Few Specifics in CE Industry E-Waste Initiative With Lofty Targets
CEA and several leading CE makers on Wednesday announced the launch of an industry-led electronics recycling initiative that has a goal of recycling one billion pounds of e-waste annually by 2016. The target includes the devices that will be recycled in the 25 states that have collection mandates, Walter Alcorn, CEA vice president of environmental affairs, told us.

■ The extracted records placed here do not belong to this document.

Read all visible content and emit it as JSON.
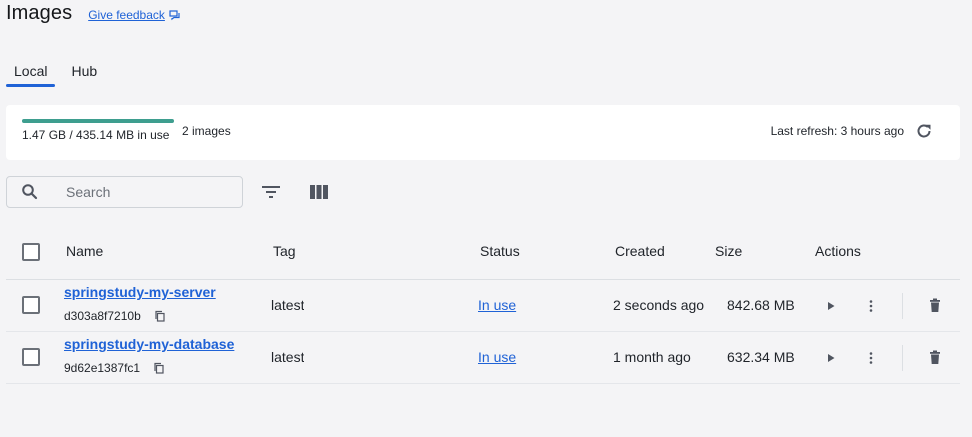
{
  "header": {
    "title": "Images",
    "feedback_label": "Give feedback"
  },
  "tabs": [
    {
      "label": "Local",
      "active": true
    },
    {
      "label": "Hub",
      "active": false
    }
  ],
  "summary": {
    "usage_text": "1.47 GB / 435.14 MB in use",
    "usage_fraction": 1.0,
    "image_count": "2 images",
    "last_refresh": "Last refresh: 3 hours ago"
  },
  "search": {
    "value": "",
    "placeholder": "Search"
  },
  "table": {
    "columns": [
      "Name",
      "Tag",
      "Status",
      "Created",
      "Size",
      "Actions"
    ],
    "rows": [
      {
        "name": "springstudy-my-server",
        "id": "d303a8f7210b",
        "tag": "latest",
        "status": "In use",
        "created": "2 seconds ago",
        "size": "842.68 MB"
      },
      {
        "name": "springstudy-my-database",
        "id": "9d62e1387fc1",
        "tag": "latest",
        "status": "In use",
        "created": "1 month ago",
        "size": "632.34 MB"
      }
    ]
  },
  "colors": {
    "accent": "#1f62d6",
    "usage_bar": "#3e9e8f",
    "background": "#f4f4f6"
  },
  "icons": {
    "feedback": "feedback-icon",
    "refresh": "refresh-icon",
    "search": "search-icon",
    "filter": "filter-icon",
    "columns": "columns-icon",
    "copy": "copy-icon",
    "play": "play-icon",
    "more": "more-vertical-icon",
    "delete": "trash-icon"
  }
}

The eCycling Leadership Initiative is just the “start of a process” that the industry developed over the last year, Alcorn said at a Wednesday event in Washington to announce the program. “This is a continuous, ongoing effort,” he said. The 2016 target represents a more than three-fold increase from the 300 million pounds the industry collected in 2010, he said. CEA did not provide specifics such as the number of additional CE companies and retailers that have signed on or the location of new collection sites. “There will be much more to come to educate consumers about collection opportunities in all states in the coming weeks,” Alcorn said.
CEA said the initiative is a “collaboration among consumer electronics, manufacturers, retailers, collectors, recyclers, non-governmental organizations and governments at all levels, coordinated by the CEA.” But at the launch event at Best Buy’s Tenleytown store in Washington, the only non-industry players present were representatives from the National Center for Electronics Recycling and the Northeast Recycling Council. The Electronics TakeBack Coalition has said it was not consulted about the proposal. And the Product Stewardship Institute, which had talks with CEA on the initiative, had said it had no idea what the industry was proposing. The institute represents state and local government agencies.
CEA said it supports “the movement” toward third-party certification of recyclers and “encourages more recycling in such facilities.” The industry is for “voluntary implementation of these recycler certification systems so that the billion pounds is recycled in third-party certified facilities,” it said. A “key tenet” of the initiative is recycling in a “safe and responsible manner,” Alcorn said at the event. That means no “dumping” of e-waste in developing countries, he said. Asked if CEA is setting an industry policy on e-waste exports, Alcorn told us that as a trade association CEA had to be careful that its policies don’t violate antitrust laws. CE companies are against dumping in developing countries, he said.
The industry now has 5,000 collection sites in the U.S. and that number is expected to “spike” with the new initiative, said David Thompson, director of Panasonic’s corporate environmental department. Thompson, who also heads the Electronic Manufacturers Recycling Management Co. known as MRM, said the industry will work with state and local governments on the use of existing solid waste infrastructure. MRM collected 90 million pounds of e-waste since its start in 2007, he said, and it’s targeting to collect another 90 million pounds this year. On the new initiative’s policy on “orphan” waste, Alcorn told us that participating companies already are collecting brands other than their own. To provide transparency, CEA will issue an annual “national progress report card” to track the initiative’s growth using 2010 as a baseline, it said.
The 300 million pounds collected in 2010 includes those in states with recycling mandates, Alcorn said. About a third of the total was collected in states without mandates, he said. As for the number of CE makers and retailers who have joined the initiative, he would say only that “this is an industry-wide initiative open to all.” CEA plans to release a list of participating companies in early 2012, he said.
"Where’s the beef?,” asked Barbara Kyle of the Electronics TakeBack Coalition. CEA announced a collection goal, “but where is their program,” she said. The association hasn’t provided any details such as names of companies involved and what they would do “that goes beyond complying with the state laws.” About 200 million of the 300 million pounds the industry said it collected in 2010 occurred in states “which have laws that require them to do it,” Kyle told us by email. “What are they going to do in addition to what the states require over the next five years?"
Most of the industry-led programs now are “weak,” Kyle said. “Some exist only on paper. So how will those be transformed into a meaningful national effort.” Environmental groups were “shocked not to see any commitment” to ensure that none of the billion pounds the industry collects is exported to developing countries, she said. “If this is truly a ‘leadership’ program on e-waste recycling, they need to have a very clear, firm policy saying they won’t be exporting toxic e-waste to developing countries."
The industry-led initiative is “misleading,” said Jim Puckett, executive director of the Basel Action Network. Despite CEA’s saying the use of recyclers and downstream processors who dump end-of-life electronics in developing nation should not be allowed, “they continue to offer no concrete commitment to abide by the Basel Convention and the Basel Ban Amendment, which make such exports illegal,” he said. Only the e-Stewards certification that BAN runs now “requires adherence to international law and bans the export of toxic e-waste to developing countries, including exports of broken equipment for reuse,” he said. Also the new industry initiative lists thousands of collection sites that “do not appear to have necessary controls in place to ensure only responsible domestic recycling will take place,” he said. “The net result of collecting more from the public without proper controls is a likely increase in exports of U.S. toxic e-waste to developing countries.”